It occurs to me that Republicans treat GWB the same way Democrats treated LBJ for decades after he left office.
When I was growing up in the '80s and '90s you never heard anyone describe themselves as a “Johnson Democrat.” Outside Texas, you rarely heard any Democrat even invoke his name. Kennedy was the '60s president that Democrats (and more than a few Republicans) wanted to emulate, and whose legacy was celebrated, even though it was Johnson who signed into law most of the major progressive legislation of that era. However, his handling of Vietnam so tanked his legacy, that his name just became sort of decoupled from his domestic successes.

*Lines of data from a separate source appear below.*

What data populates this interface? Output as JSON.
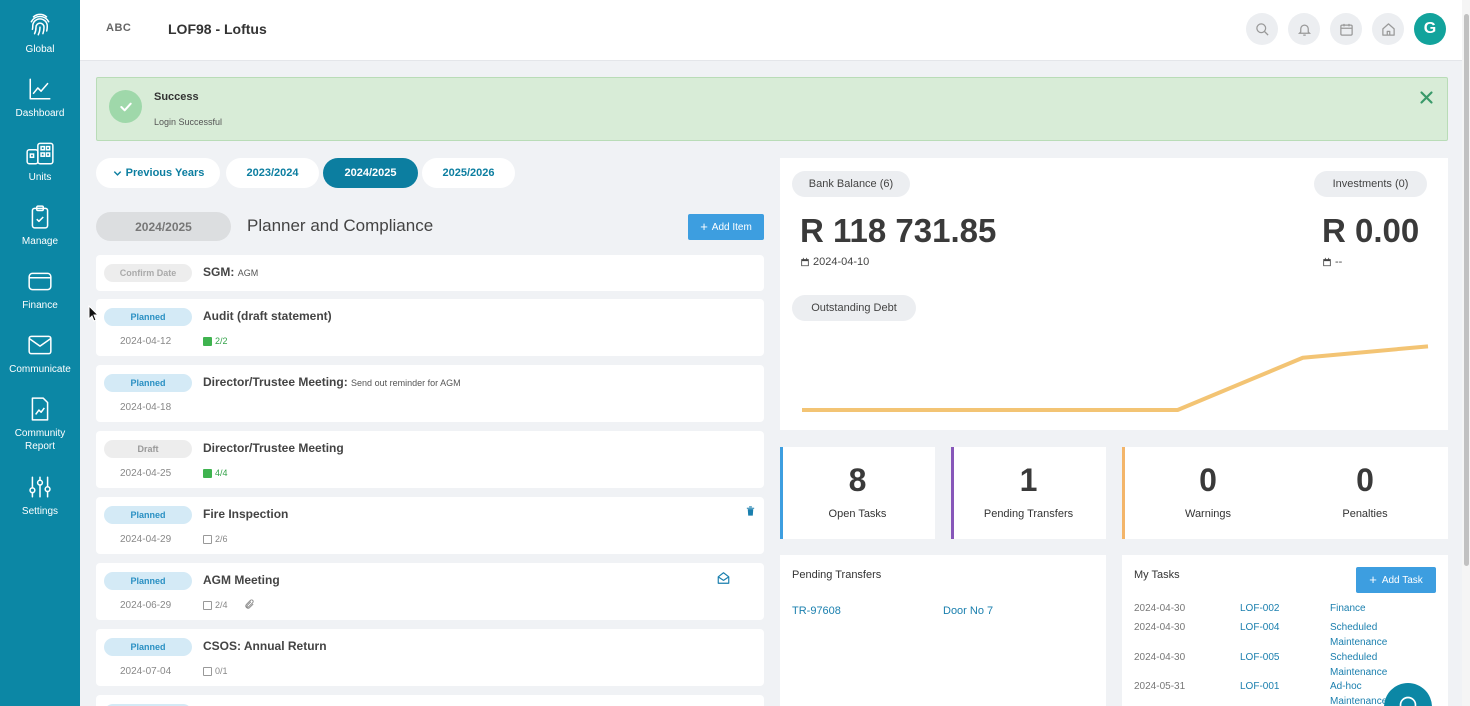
{
  "sidebar": {
    "items": [
      {
        "label": "Global",
        "icon": "fingerprint-icon"
      },
      {
        "label": "Dashboard",
        "icon": "chart-line-icon"
      },
      {
        "label": "Units",
        "icon": "buildings-icon"
      },
      {
        "label": "Manage",
        "icon": "clipboard-check-icon"
      },
      {
        "label": "Finance",
        "icon": "wallet-icon"
      },
      {
        "label": "Communicate",
        "icon": "envelope-icon"
      },
      {
        "label": "Community",
        "label2": "Report",
        "icon": "report-icon"
      },
      {
        "label": "Settings",
        "icon": "sliders-icon"
      }
    ]
  },
  "header": {
    "logo": "ABC",
    "title": "LOF98 - Loftus",
    "avatar_initial": "G",
    "accent": "#0c87a5"
  },
  "alert": {
    "title": "Success",
    "message": "Login Successful"
  },
  "year_tabs": [
    {
      "label": "Previous Years"
    },
    {
      "label": "2023/2024"
    },
    {
      "label": "2024/2025",
      "active": true
    },
    {
      "label": "2025/2026"
    }
  ],
  "planner": {
    "year": "2024/2025",
    "title": "Planner and Compliance",
    "add_label": "Add Item",
    "items": [
      {
        "status": "Confirm Date",
        "title": "SGM:",
        "subtitle": "AGM",
        "date": "",
        "check": ""
      },
      {
        "status": "Planned",
        "title": "Audit (draft statement)",
        "subtitle": "",
        "date": "2024-04-12",
        "check": "2/2",
        "done": true
      },
      {
        "status": "Planned",
        "title": "Director/Trustee Meeting:",
        "subtitle": "Send out reminder for AGM",
        "date": "2024-04-18",
        "check": ""
      },
      {
        "status": "Draft",
        "title": "Director/Trustee Meeting",
        "subtitle": "",
        "date": "2024-04-25",
        "check": "4/4",
        "done": true
      },
      {
        "status": "Planned",
        "title": "Fire Inspection",
        "subtitle": "",
        "date": "2024-04-29",
        "check": "2/6"
      },
      {
        "status": "Planned",
        "title": "AGM Meeting",
        "subtitle": "",
        "date": "2024-06-29",
        "check": "2/4"
      },
      {
        "status": "Planned",
        "title": "CSOS: Annual Return",
        "subtitle": "",
        "date": "2024-07-04",
        "check": "0/1"
      }
    ]
  },
  "finance": {
    "bank_label": "Bank Balance (6)",
    "bank_amount": "R 118 731.85",
    "bank_date": "2024-04-10",
    "inv_label": "Investments (0)",
    "inv_amount": "R 0.00",
    "inv_date": "--",
    "debt_label": "Outstanding Debt",
    "debt_trend": [
      0,
      0,
      0,
      0,
      0.55,
      0.67
    ],
    "line_color": "#f3c474"
  },
  "stats": [
    {
      "value": "8",
      "label": "Open Tasks",
      "color": "#3d9ee0"
    },
    {
      "value": "1",
      "label": "Pending Transfers",
      "color": "#8757b9"
    },
    {
      "value": "0",
      "label": "Warnings",
      "color": "#f3b56a"
    },
    {
      "value": "0",
      "label": "Penalties"
    }
  ],
  "pending_transfers": {
    "title": "Pending Transfers",
    "rows": [
      {
        "ref": "TR-97608",
        "unit": "Door No 7"
      }
    ]
  },
  "my_tasks": {
    "title": "My Tasks",
    "add_label": "Add Task",
    "rows": [
      {
        "date": "2024-04-30",
        "id": "LOF-002",
        "cat1": "Finance",
        "cat2": ""
      },
      {
        "date": "2024-04-30",
        "id": "LOF-004",
        "cat1": "Scheduled",
        "cat2": "Maintenance"
      },
      {
        "date": "2024-04-30",
        "id": "LOF-005",
        "cat1": "Scheduled",
        "cat2": "Maintenance"
      },
      {
        "date": "2024-05-31",
        "id": "LOF-001",
        "cat1": "Ad-hoc",
        "cat2": "Maintenance"
      }
    ]
  }
}
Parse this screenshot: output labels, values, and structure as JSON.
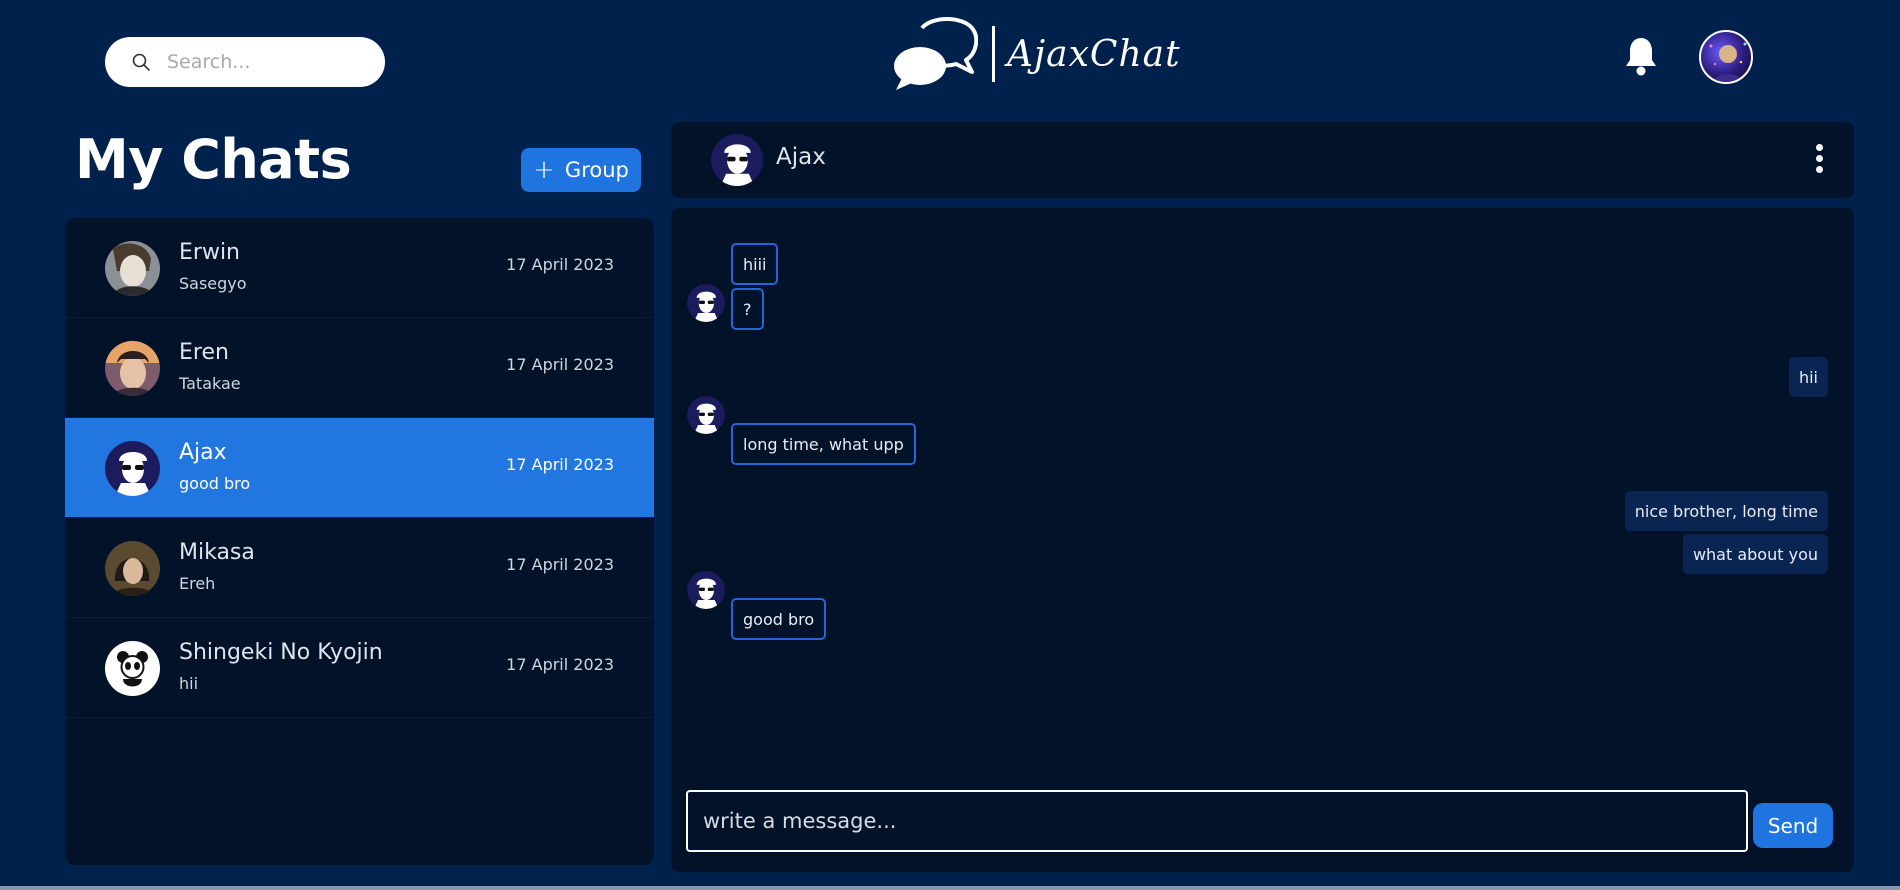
{
  "header": {
    "search_placeholder": "Search...",
    "app_name": "AjaxChat"
  },
  "sidebar": {
    "title": "My Chats",
    "group_button": "Group",
    "chats": [
      {
        "name": "Erwin",
        "last_message": "Sasegyo",
        "date": "17 April 2023",
        "active": false
      },
      {
        "name": "Eren",
        "last_message": "Tatakae",
        "date": "17 April 2023",
        "active": false
      },
      {
        "name": "Ajax",
        "last_message": "good bro",
        "date": "17 April 2023",
        "active": true
      },
      {
        "name": "Mikasa",
        "last_message": "Ereh",
        "date": "17 April 2023",
        "active": false
      },
      {
        "name": "Shingeki No Kyojin",
        "last_message": "hii",
        "date": "17 April 2023",
        "active": false
      }
    ]
  },
  "conversation": {
    "contact_name": "Ajax",
    "messages": [
      {
        "text": "hiii",
        "direction": "in"
      },
      {
        "text": "?",
        "direction": "in"
      },
      {
        "text": "hii",
        "direction": "out"
      },
      {
        "text": "long time, what upp",
        "direction": "in"
      },
      {
        "text": "nice brother, long time",
        "direction": "out"
      },
      {
        "text": "what about you",
        "direction": "out"
      },
      {
        "text": "good bro",
        "direction": "in"
      }
    ],
    "composer_placeholder": "write a message...",
    "send_button": "Send"
  },
  "colors": {
    "background": "#01214d",
    "panel": "#021229",
    "accent": "#1f74e0",
    "incoming_border": "#2766d8",
    "outgoing_bg": "#0a2552"
  }
}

And seeing also how the last year of his administration was marked by protests, riots, growing skepticism over his Great Society programs and the fraying of the New Deal coalition that had powered the Democrats for years (with said fraying paving the way for Nixon, and eventually Reagan), Democrats up through the turn of the millennium couldn’t seem to put enough distance between themselves and him.
It’s really only been in the past 10 to 15 years, with the popularity of the Robert Caro biographies, and liberal pining for a ballbuster capable of ramming transformative legislation through an obstinate congress, that Johnson’s reputation has been somewhat rehabilitated.
I don’t see Bush’s reputation undergoing a similar revival, simply because his list of positive accomplishments is so thin. But, in more establishment circles you do see a certain longing for a time when such a well-behaved Republican could occupy the Oval Office.